Sessions: the initialize request returns an Mcp-Session-Id header. All subsequent requests must include this header. Sessions are terminated via DELETE /mcp.
Example session:
# Initialize (get session ID)
curl -s -D- -X POST http://127.0.0.1:8080/mcp \
-H "Authorization: Bearer secret123" \
-H "Content-Type: application/json" \
-d '{"jsonrpc":"2.0","id":1,"method":"initialize","params":{}}'
# Use the Mcp-Session-Id from the response headers for subsequent requests
curl -s -X POST http://127.0.0.1:8080/mcp \
-H "Authorization: Bearer secret123" \
-H "Content-Type: application/json" \
-H "Mcp-Session-Id: <session-id>" \
-d '{"jsonrpc":"2.0","id":2,"method":"tools/list"}'
# Terminate session
curl -s -X DELETE http://127.0.0.1:8080/mcp \
-H "Authorization: Bearer secret123" \
-H "Mcp-Session-Id: <session-id>"
Stdio Transport
The server communicates over stdin/stdout using JSON-RPC 2.0, one JSON object per line.
Initialize
Request:
{"jsonrpc":"2.0","id":1,"method":"initialize","params":{}}
Response:
{"jsonrpc":"2.0","id":1,"result":{"protocolVersion":"2024-11-05","capabilities":{"tools":{}},"serverInfo":{"name":"llama-mcp-server","version":"<version>"}}}
List tools
Request:
{"jsonrpc":"2.0","id":2,"method":"tools/list"}
Chat (simple text)
Request:
{"jsonrpc":"2.0","id":3,"method":"tools/call","params":{"name":"chat","arguments":{"text":"Hello, how are you?"}}}
Chat (multi-turn)
Request:
{"jsonrpc":"2.0","id":4,"method":"tools/call","params":{"name":"chat","arguments":{"messages":[{"role":"system","content":"You are helpful."},{"role":"user","content":"Hi"}],"temperature":0.5}}}
Response:
{"jsonrpc":"2.0","id":4,"result":{"content":[{"type":"text","text":"Hello! How can I help you today?"}]}}
CI/CD
GitHub Actions workflows:
- CI (
ci.yml) β runscargo fmt,cargo clippy,cargo teston every push/PR tomain/develop - Release (
release.yml) β builds binaries for 6 targets on tag push (v*), uploads as release assets
Release targets:
| Artifact | Build method | Notes |
|---|---|---|
linux-x86_64 | nix (default) | glibc, CPU only |
linux-x86_64-musl | nix (musl) | Static binary, CPU only |
linux-x86_64-cuda | cargo + CUDA toolkit | glibc, GPU acceleration |
windows-x86_64 | cargo (native) | Windows runner |
macos-x86_64 | nix (default) | Intel Mac |
macos-arm64 | nix (default) | Apple Silicon |
Release process:
- Create a git tag:
git tag vX.Y.Z && git push --tags - CI builds binaries for all 6 targets (Linux/macOS via nix, Windows/CUDA via cargo)

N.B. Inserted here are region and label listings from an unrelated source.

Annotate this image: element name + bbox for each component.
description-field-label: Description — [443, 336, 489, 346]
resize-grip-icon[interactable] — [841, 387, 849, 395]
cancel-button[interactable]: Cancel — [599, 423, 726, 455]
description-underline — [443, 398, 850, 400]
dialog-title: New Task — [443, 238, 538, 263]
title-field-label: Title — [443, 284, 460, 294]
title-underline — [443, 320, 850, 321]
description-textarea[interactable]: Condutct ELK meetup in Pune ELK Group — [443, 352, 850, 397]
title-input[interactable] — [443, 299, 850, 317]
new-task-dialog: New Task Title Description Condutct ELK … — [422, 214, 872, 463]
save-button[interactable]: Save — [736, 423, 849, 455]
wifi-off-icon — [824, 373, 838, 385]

- Create a GitHub release from the tag β CI attaches build artifacts automatically
To update cargoHash in flake.nix after changing dependencies:
./scripts/update-cargo-hash.sh
Usage
Claude Desktop (stdio)
Add to claude_desktop_config.json:
{
"mcpServers": {
"llama": {
"command": "/path/to/llama-mcp-server",
"args": ["--model", "/path/to/model.gguf"]
}
}
}
HTTP mode
llama-mcp-server --model /path/to/model.gguf --transport http --port 8080 --auth mytoken
Connect any HTTP-capable MCP client to http://127.0.0.1:8080/mcp. All requests require Authorization: Bearer mytoken and Content-Type: application/json. See HTTP Transport for protocol details.
Any MCP client (stdio)
The server reads JSON-RPC requests from stdin and writes responses to stdout. Logs go to stderr. Connect any MCP-compatible client using stdio transport.